Unter normalen Umständen würde aus der fehlenden Belehrung über die Rechte des § 136 I S. 2 StPO in einem solchen Fall ein Verwertungsverbot folgen. Will heißen: Die Aussage des Beschuldigten, die dieser als „Zeuge“ gemacht hat, darf in dem später folgenden Gerichtsverfahren nicht verwertet werden.
Um dies jedoch zu verhindern, wendet der BGH und ihm folgend die Ermittlungsbehörden, nachstehenden „Trick„ an: Die Aussage darf dann in einem späteren Gerichtsverfahren verwertet werden, wenn der nunmehr als Beschuldigter geführte vor seiner Aussage in dieser Eigenschaft über seine Rechte aus § 136 I S. 2 StPO belehrt und darauf hingewiesen wird, dass seine erste Aussage, welche er noch als Zeuge getätigt hat, im späteren Verfahren nicht verwertet werden darf. Wenn er nach dieser sog. qualifizierten Belehrung aussagt, kann diese für seine Verurteilung verwertet werden.

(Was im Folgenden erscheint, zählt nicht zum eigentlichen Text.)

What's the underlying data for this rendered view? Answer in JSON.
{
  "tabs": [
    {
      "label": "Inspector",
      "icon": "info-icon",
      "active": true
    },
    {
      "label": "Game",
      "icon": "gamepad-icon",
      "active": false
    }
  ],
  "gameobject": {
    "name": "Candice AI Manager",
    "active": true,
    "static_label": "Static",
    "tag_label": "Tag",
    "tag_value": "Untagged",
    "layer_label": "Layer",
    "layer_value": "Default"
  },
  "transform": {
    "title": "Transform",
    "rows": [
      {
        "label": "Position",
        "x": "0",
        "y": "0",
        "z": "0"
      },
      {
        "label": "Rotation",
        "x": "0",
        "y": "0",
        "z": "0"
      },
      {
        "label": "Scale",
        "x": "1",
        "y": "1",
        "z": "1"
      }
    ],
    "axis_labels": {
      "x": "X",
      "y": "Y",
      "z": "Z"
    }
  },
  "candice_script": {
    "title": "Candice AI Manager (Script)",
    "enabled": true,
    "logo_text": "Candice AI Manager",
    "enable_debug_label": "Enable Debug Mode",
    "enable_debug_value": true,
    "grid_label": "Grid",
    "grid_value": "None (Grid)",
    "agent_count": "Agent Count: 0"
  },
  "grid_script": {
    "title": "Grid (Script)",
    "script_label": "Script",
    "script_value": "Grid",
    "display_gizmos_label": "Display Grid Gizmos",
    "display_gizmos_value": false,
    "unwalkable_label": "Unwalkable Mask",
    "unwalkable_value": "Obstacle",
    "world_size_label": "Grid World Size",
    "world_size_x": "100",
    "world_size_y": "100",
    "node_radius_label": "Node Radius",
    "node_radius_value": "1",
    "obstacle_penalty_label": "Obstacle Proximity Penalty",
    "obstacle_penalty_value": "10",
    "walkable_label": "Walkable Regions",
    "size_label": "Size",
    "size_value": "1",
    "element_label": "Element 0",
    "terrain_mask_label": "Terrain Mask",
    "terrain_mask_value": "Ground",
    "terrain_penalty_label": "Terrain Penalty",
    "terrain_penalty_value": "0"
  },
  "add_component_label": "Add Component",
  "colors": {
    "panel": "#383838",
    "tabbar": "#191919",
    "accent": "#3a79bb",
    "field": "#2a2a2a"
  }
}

Die berechtigte Kritik an dieser Vorgehensweise liegt auf der Hand: Jeder Beschuldigte wird denken, dass seine erste Aussage, wenn auch nicht direkt verwertet wird, so doch zumindest schon in der Welt ist und auf anderem Wege Eingang in das Urteil findet. Die Belehrung über das Schweigerecht nach einer bereits getätigten Aussage kann insofern nicht die gleiche Qualität aufweisen, wie eine Schweigerechtsbelehrung vor einer ersten Aussage und sei es, dass über die Nichtverwertbarkeit der ersten Aussage belehrt wird.